Investisseurs, méfiez-vous du troupeau!

Cathy Duval |

Investisseurs, méfiez-vous du troupeau!

C'est l'une de ces choses magnifiques qu'on n'oublie jamais une fois qu'on en a été témoin : la migration en masse de centaines de milliers de gnous se déplaçant à travers les plaines de l'Afrique à la recherche d'une nouvelle région où se nourrir. Bien entendu, nous savons pourquoi les mammifères se déplacent en troupeaux : le nombre amène une sécurité. Si un gnou se balade seul, il risque davantage de devenir la proie d'un prédateur. À l'inverse, s'il se déplace avec des milliers d'autres gnous, il y a moins de chances que cela se produise.  Cependant, ce qui fonctionne bien pour les gnous ne fonctionne pas nécessairement bien pour les investisseurs. Il est peut-être vrai que le nombre amène une sécurité, mais avez-vous déjà vu un troupeau se précipiter du haut d'une falaise? C'est malheureusement ce qui peut arriver aux investisseurs lorsqu'ils rejoignent le troupeau.

 

Les humains veulent naturellement appartenir à une collectivité, un groupe de personnes partageant des normes culturelles et socioéconomiques. Ce faisant, nous continuons tout de même d'attacher beaucoup de valeur à notre individualité et au sentiment de responsabilité que nous éprouvons à l'égard de notre propre bien-être. Comment se fait-il que, quand il s'agit d'investissement, les humains sont tentés de suivre le troupeau, que ce soit au sommet d'une reprise économique ou au creux d'un effondrement du marché? La réponse pourrait se trouver dans la tendance naturelle de l'homme à craindre la solitude, ou encore à craindre de manquer quelque chose. Ce genre d'état d'esprit irrationnel pourrait aussi simplement être dû à des émotions primaires mais très puissantes comme la peur, l'avidité et l'envie.

 

Troupeaux humains et bulles du marché

Chacune des bulles les plus tristement célèbres, d’octobre 1929 à la bulle technologique de 1999 et, plus récemment, la bulle immobilière et l'effondrement subséquent du marché en 2008, ont tous découlé d'une mentalité grégaire. Typiquement, elles commencent par un « buzz » qui s'est rapidement transformé en une course pour le sommet alors que le prix des actifs a flambé. Chaque fois, les investisseurs ont été attirés par la montée des prix sans tenir compte de la valeur intrinsèque des actifs. Puis, au fur et à mesure que la valeur nette « sur papier » de leurs amis, voisins et collègues augmentent, la cupidité fini tranquillement par l'emporter sur la peur et les investisseurs achetent donc leurs titres avec des emprunts à effet de levier financier afin de capitaliser eux aussi sur cette occasion « unique ». Pendant ce temps, les contrepartistes, les vendeurs, les courtiers en valeurs mobilières et les courtiers en hypothèques encourageaient cette frénésie en dépit du risque inhérent pour les placements.  Voilà ce que nous avons appris des bulles du passé. Cela dit, même si le monde a bien changé au cours des cinq siècles pendant lesquels il y a eu des bulles documentées, il semble que la nature humaine soit restée la même.

 

Restez à l'écart du troupeau

Le comportement grégaire peut sembler naturel et même rationnel pour les humains, mais, en général, dans le monde de la finance, il peut s'avérer désastreux pour toutes les parties concernées. Bien que nous soyons tous destinés à faire partie d'une collectivité, faire partie d'un troupeau peut en fait nous freiner ou, comme dans le cas des bulles, nous pousser au bas d'une falaise.  Les troupeaux réagissent lentement en cas de crise et, lorsqu'ils le font, c'est souvent sous forme d'un mouvement de panique...

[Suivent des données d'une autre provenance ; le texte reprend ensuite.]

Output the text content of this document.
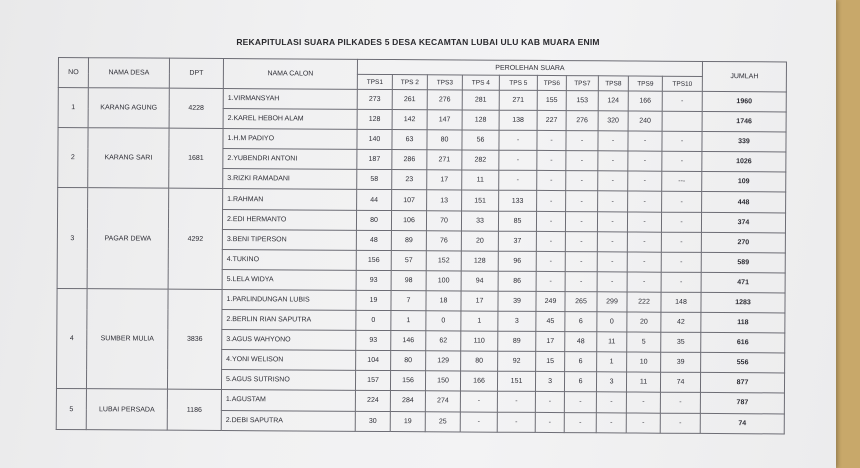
REKAPITULASI SUARA PILKADES 5 DESA KECAMTAN LUBAI ULU KAB MUARA ENIM
NO	NAMA DESA	DPT	NAMA CALON	PEROLEHAN SUARA										JUMLAH
				TPS1	TPS 2	TPS3	TPS 4	TPS 5	TPS6	TPS7	TPS8	TPS9	TPS10	
1	KARANG AGUNG	4228	1.VIRMANSYAH	273	261	276	281	271	155	153	124	166	-	1960
			2.KAREL HEBOH ALAM	128	142	147	128	138	227	276	320	240		1746
2	KARANG SARI	1681	1.H.M PADIYO	140	63	80	56	-	-	-	-	-	-	339
			2.YUBENDRI ANTONI	187	286	271	282	-	-	-	-	-	-	1026
			3.RIZKI RAMADANI	58	23	17	11	-	-	-	-	-	---	109
3	PAGAR DEWA	4292	1.RAHMAN	44	107	13	151	133	-	-	-	-	-	448
			2.EDI HERMANTO	80	106	70	33	85	-	-	-	-	-	374
			3.BENI TIPERSON	48	89	76	20	37	-	-	-	-	-	270
			4.TUKINO	156	57	152	128	96	-	-	-	-	-	589
			5.LELA WIDYA	93	98	100	94	86	-	-	-	-	-	471
4	SUMBER MULIA	3836	1.PARLINDUNGAN LUBIS	19	7	18	17	39	249	265	299	222	148	1283
			2.BERLIN RIAN SAPUTRA	0	1	0	1	3	45	6	0	20	42	118
			3.AGUS WAHYONO	93	146	62	110	89	17	48	11	5	35	616
			4.YONI WELISON	104	80	129	80	92	15	6	1	10	39	556
			5.AGUS SUTRISNO	157	156	150	166	151	3	6	3	11	74	877
5	LUBAI PERSADA	1186	1.AGUSTAM	224	284	274	-	-	-	-	-	-	-	787
			2.DEBI SAPUTRA	30	19	25	-	-	-	-	-	-	-	74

 Il est normal de se sentir isolé et vulnérable quand on voit les masses se déplacer dans une direction différente de la nôtre. Cela nous pousse à douter de la validité de nos choix.  Vous sentiriez-vous différemment si vous saviez qu'ils se dirigeaient vers une falaise en pleine nuit?  Ce n'est pas nécessairement le cas, mais on peut dire qu'en se fondant excessivement sur les médias hyperboliques, les dernières tendances et la performance du marché, les investisseurs risquent de sombrer dans une complaisance aveuglante qui les empêchera de changer de cap avant d'atteindre le bord.